Los potenciales socios de Gobierno de Merkel, sin embargo, fueron críticos con el pacto consensuado por los conservadores. «Esa es ahora la posición de CDU/CSU, pero no se trata de la posición de un futuro Gobierno alemán», advirtió el líder verde Cem Özdemir, que figura en las quinielas como ministro de Exteriores si hay coalición. «Estoy impaciente por ver cómo nos lo explican», añadió Özdemir, quien comentó que su formación no acepta cuotas de acogida de refugiados y recordó que las conversaciones de sondeo tienen como fin buscar compromisos y «eso significa que todos tienen que moverse».

El jefe del grupo parlamentario verde urgió además a los conservadores a iniciar ya contactos. Su compañera Katrin Göring-Eckardt calificó el acuerdo entre Merkel y Seehofer de «fórmula de compromiso», aunque «todavía no entiendo cómo piensan llevarlo a la práctica» y la presidenta de la formación ecologista, Simone Peters, señaló que el pacto conservador «contiene puntos que hemos rechazado hasta ahora», aunque no por ello se niegan al diálogo. «Iremos a las conversaciones y presentaremos nuestras demandas claramente» y luego se verá «si hay posibilidades de acuerdo o no», dijo Peters.

Voces críticas hubo igualmente desde la filas liberales, que consideran el pacto en materia de refugiados «no va lo suficientemente lejos», según su secretaria general, Nicola Beer.

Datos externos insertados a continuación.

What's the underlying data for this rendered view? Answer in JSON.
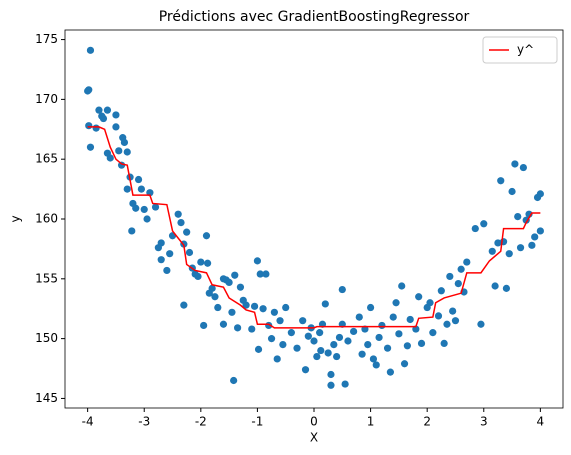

Recordó que el FDP reclama la redacción de una ley de inmigración que regule la entrada selectiva de mano de obra en Alemania y se mostró convencida de que el acuerdo de los conservadores no tiene por qué acabar imponiéndose en los contactos de sondeo o las posteriores negociaciones de coalición. Pese a todo celebró que arranque por fín el proceso que debe conducir a la formación de un nuevo Ejecutivo.

Más duras aún fueron las críticas desde La Izquierda, que calificó el compromiso de «declaración de bancarrota en materia de derechos humanos» y las del Partido Socialdemócrata (SPD), en tránsito a la oposición, cuyo secretario general, Hubertus Heil, comentó que se trata de «un acuerdo ficticio que solo tiene como fin abrir la vía de las negociaciones de coalición con liberales y verdes».